Re: HELP! Converting GZ JSON to Delta causes massi...

Dooley · ‎07-07-2022

upload_path = '/mnt/test-data/calendar/'
 
schema_location ='Users/your_email_address/project_directory_name/_checkpoints'
checkpoint_path = 'Users/your_email_address/project_directory_name/_checkpoints'
 
# Set up the stream to begin reading incoming files from the
bronze_df = spark.readStream.format('cloudFiles') \
  .option('cloudFiles.schemaLocation', schema_location) \
  .option("cloudFiles.maxFilesPerTrigger", 16) \
  .option("cloudFiles.inferColumnTypes", "true") \
  .option('cloudFiles.format', 'json') \
  .option('cloudFiles.backfillInterval', "1 day") \
  .load(upload_path) 
 
# Start the stream.
bronze_df.writeStream \
.format("delta")
.option('checkpointLocation', checkpoint_path) \
.table("user_data_bronze_compact")

Here is my thinking. Assuming you mounted the S3 bucket you want to load from, it will be in the dbfs file system under mnt as you see in this code above. Then you save the data & schema in the dbfs file system as well - maybe under Users.

For the write, I took out all the other stuff you had in there so we keep processing to a minimum to just bring the data into Delta. THEN you can do the timestamp casting. I highly suggest you do not repartition while doing this process since that will be very expensive & unnecessary as explained above with the autoOptimize optimizeWrite flag being turned on before you do this code above & autoCompact.

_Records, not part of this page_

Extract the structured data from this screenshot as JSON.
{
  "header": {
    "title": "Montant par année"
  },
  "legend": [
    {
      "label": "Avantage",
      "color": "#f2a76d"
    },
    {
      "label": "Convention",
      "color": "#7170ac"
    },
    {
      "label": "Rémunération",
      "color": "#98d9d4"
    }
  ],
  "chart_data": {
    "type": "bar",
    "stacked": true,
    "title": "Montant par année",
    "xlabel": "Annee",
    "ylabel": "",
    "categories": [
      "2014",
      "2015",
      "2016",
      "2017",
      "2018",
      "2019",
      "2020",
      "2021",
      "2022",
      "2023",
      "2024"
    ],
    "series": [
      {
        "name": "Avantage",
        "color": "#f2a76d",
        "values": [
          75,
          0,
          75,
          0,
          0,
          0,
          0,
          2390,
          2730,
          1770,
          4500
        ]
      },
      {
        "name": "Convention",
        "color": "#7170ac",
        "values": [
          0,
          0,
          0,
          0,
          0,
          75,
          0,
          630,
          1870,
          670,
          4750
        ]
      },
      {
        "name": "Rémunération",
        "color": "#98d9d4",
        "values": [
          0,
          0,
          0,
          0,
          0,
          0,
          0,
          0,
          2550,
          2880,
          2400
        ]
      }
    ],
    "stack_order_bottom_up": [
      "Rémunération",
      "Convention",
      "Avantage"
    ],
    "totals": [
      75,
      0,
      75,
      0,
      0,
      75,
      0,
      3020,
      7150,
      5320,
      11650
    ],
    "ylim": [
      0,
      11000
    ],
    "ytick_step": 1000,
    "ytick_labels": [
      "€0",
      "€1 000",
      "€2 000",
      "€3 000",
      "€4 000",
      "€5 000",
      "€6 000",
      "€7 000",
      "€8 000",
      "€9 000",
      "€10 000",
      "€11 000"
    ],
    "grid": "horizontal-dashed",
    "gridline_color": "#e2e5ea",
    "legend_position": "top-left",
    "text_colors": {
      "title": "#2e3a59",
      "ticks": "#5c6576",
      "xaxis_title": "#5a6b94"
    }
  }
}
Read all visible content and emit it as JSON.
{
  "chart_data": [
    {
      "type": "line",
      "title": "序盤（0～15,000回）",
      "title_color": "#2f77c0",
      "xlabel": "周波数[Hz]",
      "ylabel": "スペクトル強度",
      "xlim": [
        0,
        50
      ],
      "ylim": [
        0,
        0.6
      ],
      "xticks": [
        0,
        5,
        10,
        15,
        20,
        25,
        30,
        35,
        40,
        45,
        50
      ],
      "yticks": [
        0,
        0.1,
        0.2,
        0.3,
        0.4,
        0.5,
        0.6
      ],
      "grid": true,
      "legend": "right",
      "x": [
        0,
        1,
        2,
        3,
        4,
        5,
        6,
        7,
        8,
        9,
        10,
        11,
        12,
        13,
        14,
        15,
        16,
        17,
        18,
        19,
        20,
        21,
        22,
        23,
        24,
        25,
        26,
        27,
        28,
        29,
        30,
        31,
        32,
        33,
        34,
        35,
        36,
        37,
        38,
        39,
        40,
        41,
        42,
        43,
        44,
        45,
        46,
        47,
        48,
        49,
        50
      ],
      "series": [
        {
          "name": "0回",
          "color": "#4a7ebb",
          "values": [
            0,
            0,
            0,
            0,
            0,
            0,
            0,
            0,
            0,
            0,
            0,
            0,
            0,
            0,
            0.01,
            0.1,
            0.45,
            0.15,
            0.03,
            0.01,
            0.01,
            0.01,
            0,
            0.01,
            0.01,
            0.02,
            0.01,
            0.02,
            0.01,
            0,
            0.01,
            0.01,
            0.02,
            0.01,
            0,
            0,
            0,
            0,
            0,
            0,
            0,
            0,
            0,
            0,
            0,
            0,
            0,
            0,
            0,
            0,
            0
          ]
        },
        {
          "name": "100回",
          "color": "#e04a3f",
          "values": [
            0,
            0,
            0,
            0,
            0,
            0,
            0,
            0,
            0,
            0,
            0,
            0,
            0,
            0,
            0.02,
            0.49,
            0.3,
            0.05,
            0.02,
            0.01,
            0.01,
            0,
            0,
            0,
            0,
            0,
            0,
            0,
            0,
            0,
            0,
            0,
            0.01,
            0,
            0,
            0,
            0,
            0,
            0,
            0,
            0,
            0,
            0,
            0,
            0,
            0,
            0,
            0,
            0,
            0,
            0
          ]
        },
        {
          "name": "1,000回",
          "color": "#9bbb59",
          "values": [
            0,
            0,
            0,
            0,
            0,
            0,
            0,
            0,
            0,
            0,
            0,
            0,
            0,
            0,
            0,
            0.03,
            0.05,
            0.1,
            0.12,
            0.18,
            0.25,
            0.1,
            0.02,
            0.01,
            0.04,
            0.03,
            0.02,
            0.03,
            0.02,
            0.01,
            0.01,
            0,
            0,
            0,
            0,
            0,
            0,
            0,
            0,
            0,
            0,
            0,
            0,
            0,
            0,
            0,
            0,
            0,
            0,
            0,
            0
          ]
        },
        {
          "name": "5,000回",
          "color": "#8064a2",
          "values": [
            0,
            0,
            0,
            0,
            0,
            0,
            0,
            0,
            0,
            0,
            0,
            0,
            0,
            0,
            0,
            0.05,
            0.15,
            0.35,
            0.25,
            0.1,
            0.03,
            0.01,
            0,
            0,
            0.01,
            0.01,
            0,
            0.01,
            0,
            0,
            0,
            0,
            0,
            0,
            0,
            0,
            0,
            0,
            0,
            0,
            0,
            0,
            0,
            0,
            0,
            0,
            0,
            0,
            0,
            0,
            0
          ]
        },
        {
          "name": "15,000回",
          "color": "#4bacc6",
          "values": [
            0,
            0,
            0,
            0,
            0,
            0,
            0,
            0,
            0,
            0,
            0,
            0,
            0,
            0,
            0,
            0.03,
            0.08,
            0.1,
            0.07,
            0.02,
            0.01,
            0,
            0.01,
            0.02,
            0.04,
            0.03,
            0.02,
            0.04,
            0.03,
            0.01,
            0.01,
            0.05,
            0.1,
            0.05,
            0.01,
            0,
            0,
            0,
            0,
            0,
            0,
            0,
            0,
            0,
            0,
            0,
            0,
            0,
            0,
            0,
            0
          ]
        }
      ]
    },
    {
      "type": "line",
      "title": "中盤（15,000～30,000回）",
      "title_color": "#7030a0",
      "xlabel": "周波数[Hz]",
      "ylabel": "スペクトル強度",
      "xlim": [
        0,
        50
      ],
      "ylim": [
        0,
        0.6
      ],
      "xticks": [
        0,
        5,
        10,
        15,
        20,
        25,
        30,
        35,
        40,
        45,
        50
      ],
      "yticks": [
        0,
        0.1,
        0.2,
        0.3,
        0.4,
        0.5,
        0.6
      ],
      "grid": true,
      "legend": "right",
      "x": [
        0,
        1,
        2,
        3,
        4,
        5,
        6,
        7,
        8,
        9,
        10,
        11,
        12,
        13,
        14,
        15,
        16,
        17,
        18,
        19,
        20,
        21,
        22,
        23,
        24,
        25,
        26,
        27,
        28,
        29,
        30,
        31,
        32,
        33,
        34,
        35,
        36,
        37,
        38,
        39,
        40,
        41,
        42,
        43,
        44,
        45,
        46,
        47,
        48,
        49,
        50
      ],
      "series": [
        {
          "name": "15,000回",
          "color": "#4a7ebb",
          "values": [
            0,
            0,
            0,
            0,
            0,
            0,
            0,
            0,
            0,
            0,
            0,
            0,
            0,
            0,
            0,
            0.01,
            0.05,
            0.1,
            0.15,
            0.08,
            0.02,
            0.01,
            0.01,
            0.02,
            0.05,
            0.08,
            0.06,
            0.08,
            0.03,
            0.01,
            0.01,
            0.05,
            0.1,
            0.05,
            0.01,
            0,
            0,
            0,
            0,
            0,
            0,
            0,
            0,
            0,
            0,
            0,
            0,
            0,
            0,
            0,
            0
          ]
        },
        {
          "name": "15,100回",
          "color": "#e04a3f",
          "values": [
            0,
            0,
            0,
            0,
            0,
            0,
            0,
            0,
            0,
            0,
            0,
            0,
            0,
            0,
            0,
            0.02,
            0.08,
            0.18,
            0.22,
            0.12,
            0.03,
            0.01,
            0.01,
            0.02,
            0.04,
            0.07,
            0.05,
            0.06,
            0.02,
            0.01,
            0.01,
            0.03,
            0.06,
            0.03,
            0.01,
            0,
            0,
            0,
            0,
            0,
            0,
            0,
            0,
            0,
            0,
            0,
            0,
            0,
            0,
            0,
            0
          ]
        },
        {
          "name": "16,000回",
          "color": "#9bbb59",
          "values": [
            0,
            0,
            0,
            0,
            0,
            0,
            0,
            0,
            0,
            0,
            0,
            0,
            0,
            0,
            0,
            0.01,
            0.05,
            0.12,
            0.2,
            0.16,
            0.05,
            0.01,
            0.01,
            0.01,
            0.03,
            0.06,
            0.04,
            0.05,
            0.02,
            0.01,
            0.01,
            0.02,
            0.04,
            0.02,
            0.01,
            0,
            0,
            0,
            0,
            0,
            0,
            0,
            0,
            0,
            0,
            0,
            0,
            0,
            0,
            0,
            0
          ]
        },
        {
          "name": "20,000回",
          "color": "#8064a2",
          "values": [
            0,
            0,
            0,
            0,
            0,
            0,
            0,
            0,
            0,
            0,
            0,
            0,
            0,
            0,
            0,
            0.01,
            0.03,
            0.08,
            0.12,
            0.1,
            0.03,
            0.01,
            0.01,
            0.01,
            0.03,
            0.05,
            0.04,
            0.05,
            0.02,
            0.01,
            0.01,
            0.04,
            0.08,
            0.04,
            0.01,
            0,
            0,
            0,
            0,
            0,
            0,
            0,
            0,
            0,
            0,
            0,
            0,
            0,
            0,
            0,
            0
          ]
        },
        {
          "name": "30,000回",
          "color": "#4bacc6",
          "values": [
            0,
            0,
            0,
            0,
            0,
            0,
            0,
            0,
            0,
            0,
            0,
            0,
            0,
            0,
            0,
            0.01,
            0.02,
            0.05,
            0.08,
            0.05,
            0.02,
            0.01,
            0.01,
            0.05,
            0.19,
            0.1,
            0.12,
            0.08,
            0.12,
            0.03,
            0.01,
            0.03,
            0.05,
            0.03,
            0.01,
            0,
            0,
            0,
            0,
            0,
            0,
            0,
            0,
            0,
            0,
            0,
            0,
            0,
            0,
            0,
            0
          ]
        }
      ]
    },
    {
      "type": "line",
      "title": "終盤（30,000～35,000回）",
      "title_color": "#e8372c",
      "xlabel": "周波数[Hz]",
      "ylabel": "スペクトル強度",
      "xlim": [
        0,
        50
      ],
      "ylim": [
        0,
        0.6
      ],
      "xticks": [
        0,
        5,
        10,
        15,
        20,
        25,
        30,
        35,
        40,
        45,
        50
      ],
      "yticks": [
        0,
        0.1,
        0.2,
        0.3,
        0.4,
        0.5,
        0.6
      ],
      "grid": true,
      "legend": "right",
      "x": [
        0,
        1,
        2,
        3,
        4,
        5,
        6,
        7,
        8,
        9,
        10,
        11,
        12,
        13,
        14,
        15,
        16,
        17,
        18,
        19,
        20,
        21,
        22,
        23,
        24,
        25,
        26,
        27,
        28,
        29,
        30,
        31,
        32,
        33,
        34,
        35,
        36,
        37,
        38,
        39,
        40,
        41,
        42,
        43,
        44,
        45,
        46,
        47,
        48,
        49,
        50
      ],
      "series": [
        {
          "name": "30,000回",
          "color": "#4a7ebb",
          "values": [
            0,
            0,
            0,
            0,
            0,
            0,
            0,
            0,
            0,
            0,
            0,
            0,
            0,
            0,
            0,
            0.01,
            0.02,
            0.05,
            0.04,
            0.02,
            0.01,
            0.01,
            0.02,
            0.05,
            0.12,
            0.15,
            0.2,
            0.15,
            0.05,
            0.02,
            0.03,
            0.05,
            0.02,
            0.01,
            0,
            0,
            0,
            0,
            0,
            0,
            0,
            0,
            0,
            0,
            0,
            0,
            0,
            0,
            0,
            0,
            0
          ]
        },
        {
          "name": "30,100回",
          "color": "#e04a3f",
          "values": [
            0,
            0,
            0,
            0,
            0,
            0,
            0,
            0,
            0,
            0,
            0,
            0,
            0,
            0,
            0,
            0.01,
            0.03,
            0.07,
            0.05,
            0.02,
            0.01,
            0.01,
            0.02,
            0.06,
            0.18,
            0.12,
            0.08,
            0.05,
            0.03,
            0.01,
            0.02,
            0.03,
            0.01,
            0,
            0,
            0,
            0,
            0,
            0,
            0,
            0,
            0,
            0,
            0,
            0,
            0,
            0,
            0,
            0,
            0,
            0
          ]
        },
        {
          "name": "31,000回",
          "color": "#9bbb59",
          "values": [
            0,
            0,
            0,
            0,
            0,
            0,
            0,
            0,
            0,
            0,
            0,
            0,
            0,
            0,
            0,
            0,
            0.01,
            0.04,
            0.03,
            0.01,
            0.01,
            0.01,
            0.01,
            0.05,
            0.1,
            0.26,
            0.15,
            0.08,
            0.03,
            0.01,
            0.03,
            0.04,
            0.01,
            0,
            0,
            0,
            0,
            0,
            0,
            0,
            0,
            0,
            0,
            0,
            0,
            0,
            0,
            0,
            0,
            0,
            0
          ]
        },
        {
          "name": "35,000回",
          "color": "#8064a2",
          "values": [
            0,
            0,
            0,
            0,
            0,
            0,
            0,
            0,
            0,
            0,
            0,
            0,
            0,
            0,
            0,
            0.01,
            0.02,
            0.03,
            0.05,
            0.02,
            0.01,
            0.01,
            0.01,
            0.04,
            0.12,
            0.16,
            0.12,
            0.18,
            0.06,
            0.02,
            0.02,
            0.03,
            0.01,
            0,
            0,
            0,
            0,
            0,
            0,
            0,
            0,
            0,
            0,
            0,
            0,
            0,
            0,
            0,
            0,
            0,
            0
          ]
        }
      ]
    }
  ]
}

Also, the backfill will be expensive at first because it needs to bring all the data (which is larger) into a delta format but after that point, any NEW files will only be ingested so the processing will be less later on. However, you are going to have CPU overload issues if you are staying to that single node way of reading in data. You need to do a distributed read in so make a cluster with a driver & workers with 2-8 & watch your Ganglia Metric (under cluster information with the "metrics" tab) help us troubleshoot moving forward. Once you update that cluster then update the MaxFilesPerTrigger to the total number of cores in the total number of cores of the workers.

Let me know.